CSU-Landesgruppenchef Alexander Hoffmann wies rechtliche Bedenken zurück. Die Union habe ein Rechtsgutachten dazu in Auftrag gegeben, nach dem eine solche Regelung mit dem Grundgesetz vereinbar wäre, sagte der Chef der CSU-Bundestagsabgeordneten. Ein Losverfahren diene dazu, in einem Auswahlprozess Gleichheit herzustellen. "Der Prozess der Auslosung gewährleistet diese Gleichheit, weil alle die gleiche Chance haben oder Nicht-Chance, gezogen zu werden."

Ein Sprecher der Unionsfraktion sagte nun: "Wir haben die Pressekonferenz abgesagt, weil die beabsichtigte Einigung ausgeblieben ist. Wir hatten fest damit gerechnet. Wir wissen nicht, wann die erste Lesung des Gesetzentwurfs erfolgen wird und werden Sie dazu zeitnah informieren." Aus der SPD-Fraktion hieß es, es gebe noch Fragen zum von der Union vorgeschlagenen Losverfahren.

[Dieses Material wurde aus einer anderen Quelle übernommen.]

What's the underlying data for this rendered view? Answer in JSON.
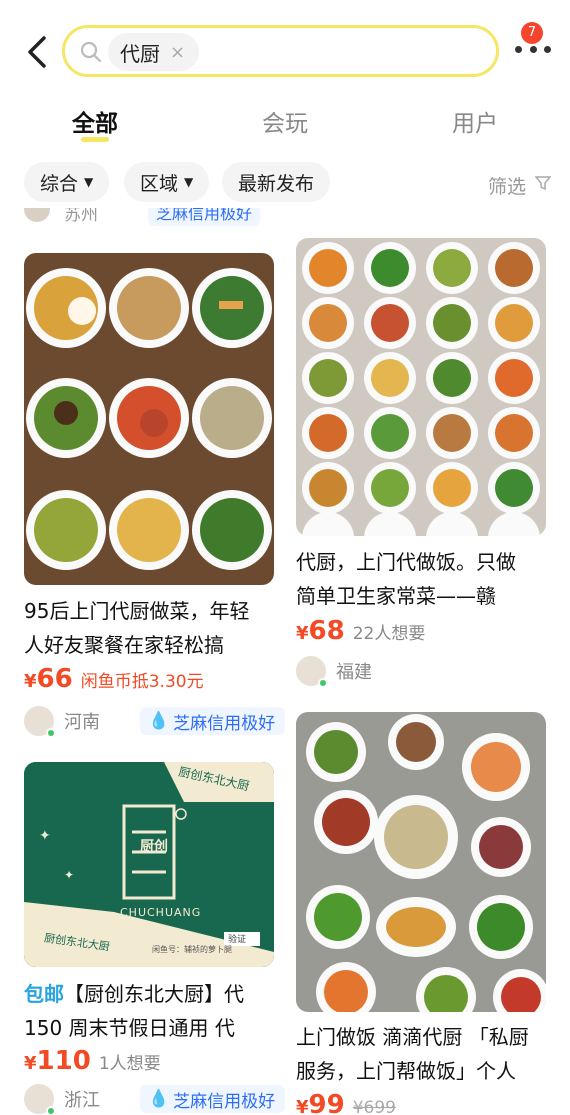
{
  "header": {
    "search_chip": "代厨",
    "notification_count": "7"
  },
  "tabs": [
    {
      "label": "全部",
      "active": true
    },
    {
      "label": "会玩",
      "active": false
    },
    {
      "label": "用户",
      "active": false
    }
  ],
  "filters": {
    "items": [
      "综合",
      "区域",
      "最新发布"
    ],
    "sift_label": "筛选"
  },
  "clipped_row": {
    "left_loc": "苏州",
    "right_credit": "芝麻信用极好"
  },
  "cards": [
    {
      "title_line1": "95后上门代厨做菜，年轻",
      "title_line2": "人好友聚餐在家轻松搞",
      "yen": "¥",
      "price": "66",
      "extra": "闲鱼币抵3.30元",
      "location": "河南",
      "credit": "芝麻信用极好"
    },
    {
      "title_line1": "代厨，上门代做饭。只做",
      "title_line2": "简单卫生家常菜——赣",
      "yen": "¥",
      "price": "68",
      "extra": "22人想要",
      "location": "福建"
    },
    {
      "title_prefix": "包邮",
      "title_line1": "【厨创东北大厨】代",
      "title_line2": "150  周末节假日通用 代",
      "yen": "¥",
      "price": "110",
      "extra": "1人想要",
      "location": "浙江",
      "credit": "芝麻信用极好",
      "banner": {
        "logo": "厨创",
        "brand": "CHUCHUANG",
        "diagonal_text": "厨创东北大厨",
        "corner_text": "闲鱼号：辅祯的萝卜腿",
        "stamp": "验证",
        "bg_color": "#17684f",
        "accent_color": "#f3ead2"
      }
    },
    {
      "title_line1": "上门做饭 滴滴代厨 「私厨",
      "title_line2": "服务，上门帮做饭」个人",
      "yen": "¥",
      "price": "99",
      "extra": "¥699"
    }
  ],
  "colors": {
    "accent_yellow": "#f5e663",
    "price_red": "#f34a25",
    "credit_blue": "#2d6df6",
    "online_green": "#3ec86b"
  }
}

Nicht der erste Rempler im Verfahren

Das Platzen der Einigung kurz vor Schluss reiht sich ein in eine Reihe von Streitpunkten. Schon bevor das Kabinett den Gesetzentwurf beschloss, hatte Außenminister Johann Wadephul einen Ministervorbehalt dagegen ausgesprochen, diesen aber kurz darauf zurückgezogen. Damit wollte er Bedenken der Unionsfraktion Ausdruck verleihen. Vielen Abgeordneten von CDU und CSU war der Gesetzentwurf zu unverbindlich. Schon in der vorletzten Woche hatte sich angedeutet, dass es noch Redebedarf gab. Union und SPD verschoben die erste Lesung in die laufende Woche.

Den Gesetzentwurf des SPD-Politikers Pistorius hatte das Kabinett medienwirksam auf einer Sitzung im Verteidigungsministerium, dem Bendlerblock, beschlossen. Parallel hatten Röttgen und Möller Gespräche zu dem Thema geführt - die Arbeitsgruppe tagte seit einem gemeinsamen Treffen der Fraktionen in Würzburg.

Der Gesetzentwurf sieht vor, die Zahl der Wehrdienstleistenden zunächst auf freiwilliger Basis zu erhöhen - etwa durch attraktive Gehälter und andere Vergünstigungen. Erst danach sollte es verpflichtende Elemente geben. Die Union forderte, dies mit Stichtagen und konkreten Zahlen auszugestalten, die SPD wollte das nicht. Insbesondere die Parteilinke und die Jusos bestanden auf Freiwilligkeit. Ende Juni hatte Pistorius darüber stundenlange Diskussionen mit Juso-Chef Philipp Türmer geführt.